Following last week’s contract extension (See News, 7 Oct 2003), the Royal Shakespeare Company has disbanded its current Stratford acting company, which includes such luminaries as Henry Goodman, David Bradley, Daniel Evans, Emma Fielding, Alexandra Gilbreath and Jasper Britton.
At a company meeting called last Friday afternoon (10 October 2003), the actors were informed that the option to extend their contracts beyond the current Stratford, Newcastle and Washington DC commitments was not being taken up.
London will therefore be denied the chance to see a run of acclaimed productions that includes the unique complementary pairing of The Taming of the Shrew and John Fletcher’s The Tamer Tamed, unless their director Gregory Doran uses his powers of persuasion, as he did last year with the six-play Jacobethan season that was brought to the West End’s Gielgud Theatre, to convince a commercial producer to move them to London instead. But the producers of that season, Bill Kenwright and Thelma Holt, also ratcheted up losses of over £1million in the process, so it won’t be an easy job.

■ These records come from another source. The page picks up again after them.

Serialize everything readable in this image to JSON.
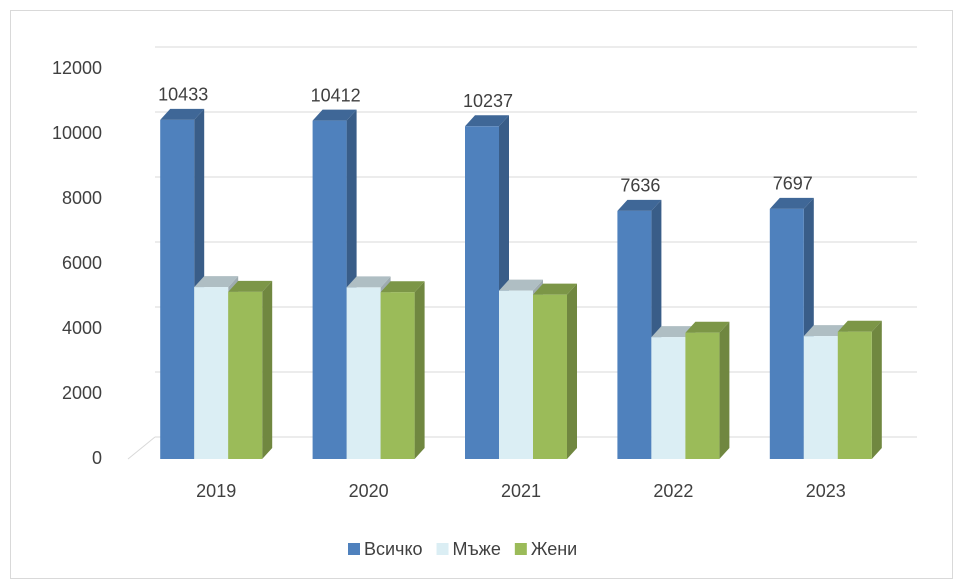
{
  "chart_data": {
    "type": "bar3d",
    "categories": [
      "2019",
      "2020",
      "2021",
      "2022",
      "2023"
    ],
    "series": [
      {
        "name": "Всичко",
        "color": "#4f81bd",
        "values": [
          10433,
          10412,
          10237,
          7636,
          7697
        ]
      },
      {
        "name": "Мъже",
        "color": "#dbeef4",
        "values": [
          5290,
          5280,
          5180,
          3750,
          3780
        ]
      },
      {
        "name": "Жени",
        "color": "#9bbb59",
        "values": [
          5143,
          5132,
          5057,
          3886,
          3917
        ]
      }
    ],
    "value_label_series": 0,
    "ylim": [
      0,
      12000
    ],
    "yticks": [
      0,
      2000,
      4000,
      6000,
      8000,
      10000,
      12000
    ],
    "grid": true,
    "legend": "bottom"
  }
}
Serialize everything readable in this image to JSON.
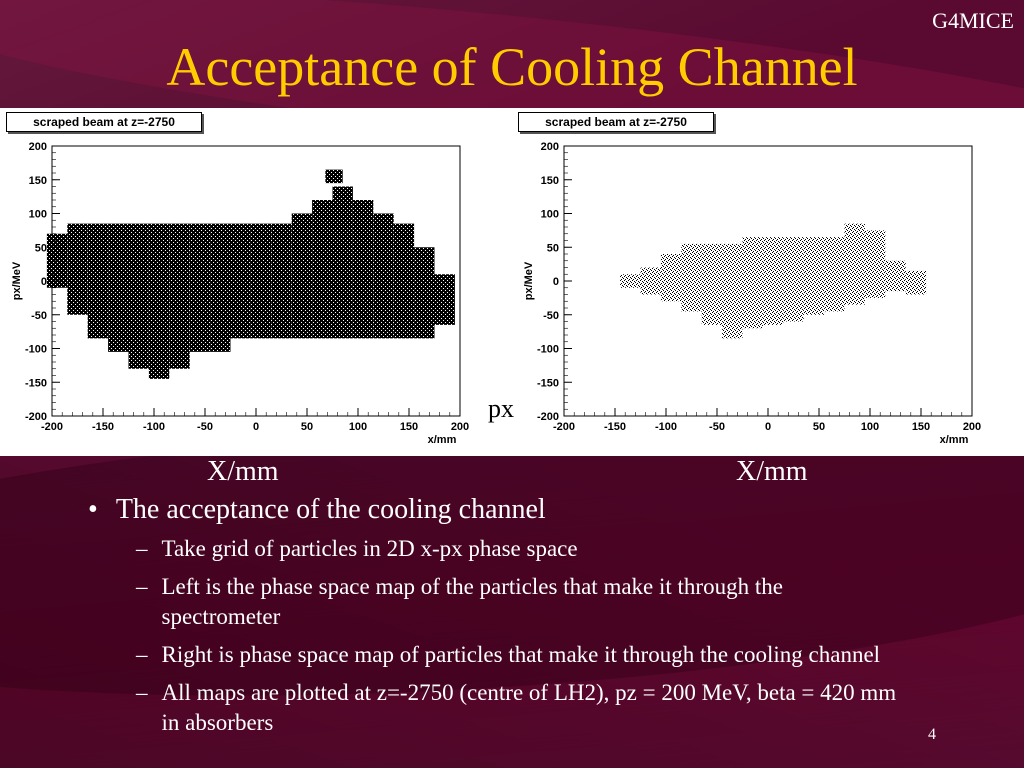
{
  "header": {
    "corner": "G4MICE",
    "title": "Acceptance of Cooling Channel"
  },
  "figure": {
    "y_label": "px",
    "x_labels": [
      "X/mm",
      "X/mm"
    ]
  },
  "chart_data": [
    {
      "type": "heatmap",
      "title": "scraped beam at z=-2750",
      "xlabel": "x/mm",
      "ylabel": "px/MeV",
      "xlim": [
        -200,
        200
      ],
      "ylim": [
        -200,
        200
      ],
      "xticks": [
        -200,
        -150,
        -100,
        -50,
        0,
        50,
        100,
        150,
        200
      ],
      "yticks": [
        200,
        150,
        100,
        50,
        0,
        -50,
        -100,
        -150,
        -200
      ],
      "grid": false,
      "point_color": "#000000",
      "cells": [
        {
          "x": [
            -205,
            -185
          ],
          "y": [
            -10,
            70
          ]
        },
        {
          "x": [
            -185,
            -165
          ],
          "y": [
            -50,
            85
          ]
        },
        {
          "x": [
            -165,
            -145
          ],
          "y": [
            -85,
            85
          ]
        },
        {
          "x": [
            -145,
            -125
          ],
          "y": [
            -105,
            85
          ]
        },
        {
          "x": [
            -125,
            -105
          ],
          "y": [
            -130,
            85
          ]
        },
        {
          "x": [
            -105,
            -85
          ],
          "y": [
            -145,
            85
          ]
        },
        {
          "x": [
            -85,
            -65
          ],
          "y": [
            -130,
            85
          ]
        },
        {
          "x": [
            -65,
            -45
          ],
          "y": [
            -105,
            85
          ]
        },
        {
          "x": [
            -45,
            -25
          ],
          "y": [
            -105,
            85
          ]
        },
        {
          "x": [
            -25,
            -5
          ],
          "y": [
            -85,
            85
          ]
        },
        {
          "x": [
            -5,
            15
          ],
          "y": [
            -85,
            85
          ]
        },
        {
          "x": [
            15,
            35
          ],
          "y": [
            -85,
            85
          ]
        },
        {
          "x": [
            35,
            55
          ],
          "y": [
            -85,
            100
          ]
        },
        {
          "x": [
            55,
            75
          ],
          "y": [
            -85,
            120
          ]
        },
        {
          "x": [
            75,
            95
          ],
          "y": [
            -85,
            140
          ]
        },
        {
          "x": [
            95,
            115
          ],
          "y": [
            -85,
            120
          ]
        },
        {
          "x": [
            115,
            135
          ],
          "y": [
            -85,
            100
          ]
        },
        {
          "x": [
            135,
            155
          ],
          "y": [
            -85,
            85
          ]
        },
        {
          "x": [
            155,
            175
          ],
          "y": [
            -85,
            50
          ]
        },
        {
          "x": [
            175,
            195
          ],
          "y": [
            -65,
            10
          ]
        },
        {
          "x": [
            68,
            85
          ],
          "y": [
            145,
            165
          ]
        }
      ]
    },
    {
      "type": "heatmap",
      "title": "scraped beam at z=-2750",
      "xlabel": "x/mm",
      "ylabel": "px/MeV",
      "xlim": [
        -200,
        200
      ],
      "ylim": [
        -200,
        200
      ],
      "xticks": [
        -200,
        -150,
        -100,
        -50,
        0,
        50,
        100,
        150,
        200
      ],
      "yticks": [
        200,
        150,
        100,
        50,
        0,
        -50,
        -100,
        -150,
        -200
      ],
      "grid": false,
      "point_color": "#000000",
      "cells": [
        {
          "x": [
            -145,
            -125
          ],
          "y": [
            -10,
            10
          ]
        },
        {
          "x": [
            -125,
            -105
          ],
          "y": [
            -20,
            20
          ]
        },
        {
          "x": [
            -105,
            -85
          ],
          "y": [
            -30,
            40
          ]
        },
        {
          "x": [
            -85,
            -65
          ],
          "y": [
            -45,
            55
          ]
        },
        {
          "x": [
            -65,
            -45
          ],
          "y": [
            -65,
            55
          ]
        },
        {
          "x": [
            -45,
            -25
          ],
          "y": [
            -85,
            55
          ]
        },
        {
          "x": [
            -25,
            -5
          ],
          "y": [
            -70,
            65
          ]
        },
        {
          "x": [
            -5,
            15
          ],
          "y": [
            -65,
            65
          ]
        },
        {
          "x": [
            15,
            35
          ],
          "y": [
            -60,
            65
          ]
        },
        {
          "x": [
            35,
            55
          ],
          "y": [
            -50,
            65
          ]
        },
        {
          "x": [
            55,
            75
          ],
          "y": [
            -45,
            65
          ]
        },
        {
          "x": [
            75,
            95
          ],
          "y": [
            -35,
            85
          ]
        },
        {
          "x": [
            95,
            115
          ],
          "y": [
            -25,
            75
          ]
        },
        {
          "x": [
            115,
            135
          ],
          "y": [
            -15,
            30
          ]
        },
        {
          "x": [
            135,
            155
          ],
          "y": [
            -20,
            15
          ]
        }
      ]
    }
  ],
  "bullets": {
    "main": "The acceptance of the cooling channel",
    "subs": [
      "Take grid of particles in 2D x-px phase space",
      "Left is the phase space map of the particles that make it through the spectrometer",
      "Right is phase space map of particles that make it through the cooling channel",
      "All maps are plotted at z=-2750 (centre of LH2), pz = 200 MeV, beta = 420 mm in absorbers"
    ]
  },
  "footer": {
    "page": "4"
  }
}
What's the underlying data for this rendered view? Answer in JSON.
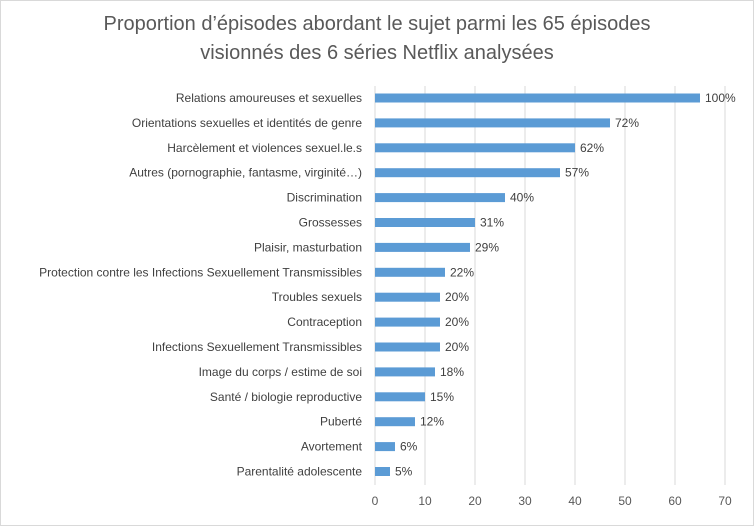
{
  "chart_data": {
    "type": "bar",
    "orientation": "horizontal",
    "title_lines": [
      "Proportion d’épisodes abordant le sujet parmi les 65 épisodes",
      "visionnés des 6 séries Netflix analysées"
    ],
    "categories": [
      "Relations amoureuses et sexuelles",
      "Orientations sexuelles et identités de genre",
      "Harcèlement et violences sexuel.le.s",
      "Autres (pornographie, fantasme, virginité…)",
      "Discrimination",
      "Grossesses",
      "Plaisir, masturbation",
      "Protection contre les Infections Sexuellement Transmissibles",
      "Troubles sexuels",
      "Contraception",
      "Infections Sexuellement Transmissibles",
      "Image du corps / estime de soi",
      "Santé / biologie reproductive",
      "Puberté",
      "Avortement",
      "Parentalité adolescente"
    ],
    "values": [
      65,
      47,
      40,
      37,
      26,
      20,
      19,
      14,
      13,
      13,
      13,
      12,
      10,
      8,
      4,
      3
    ],
    "data_labels": [
      "100%",
      "72%",
      "62%",
      "57%",
      "40%",
      "31%",
      "29%",
      "22%",
      "20%",
      "20%",
      "20%",
      "18%",
      "15%",
      "12%",
      "6%",
      "5%"
    ],
    "xlim": [
      0,
      70
    ],
    "x_ticks": [
      "0",
      "10",
      "20",
      "30",
      "40",
      "50",
      "60",
      "70"
    ],
    "grid": "vertical",
    "bar_color": "#5b9bd5"
  }
}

However, Whatsonstage.com has now learned that the RSC may have had another option all along to avoid setting the history-making precedent (of an entire Stratford season bypassing the capital for the first time since the company’s foundation in 1960). When the company left London’s Barbican Centre in May 2002, an offer was publicly made by the Barbican management to enable the RSC to return there for a rent-free period of eight to ten weeks annually – an offer that has not only never been revoked but, apparently, also been reiterated.
An RSC spokesperson told Whatsonstage.com that they would not, however, return as a resident company to the Barbican but would go back for joint productions, such as the January 2003 staging of Salman Rushdie’s Midnight’s Children. “But the Barbican is now booked two years hence, so it is not a solution at this moment in time.”
In May 2001 (See News, 25 May 2001), however, when the then artistic director Adrian Noble announced the Barbican withdrawal, he stated, “The RSC will adopt a more flexible model for its operations in London, moving centre stage with more plays in a wider range of venues, more premieres and an important presence in the West End. We will have more first nights. All that is attractive to actors as well as audiences.”
It has now, on the contrary, moved offstage entirely, and failed to establish any presence in the West End, let alone an important one. There are now no first nights on the immediate horizon.
Having inherited this difficult situation, the newly installed artistic director Michael Boyd has now promised to announce, at the start of the new year, plans for a temporary London home that, from autumn 2004, will re-establish the RSC presence in the capital which the company is partly funded to provide. During the company’s current bid for stabilisation, however – and with its deficit now running at an accumulated £2.8million – that risk cannot be taken with the current season now playing out its final weeks.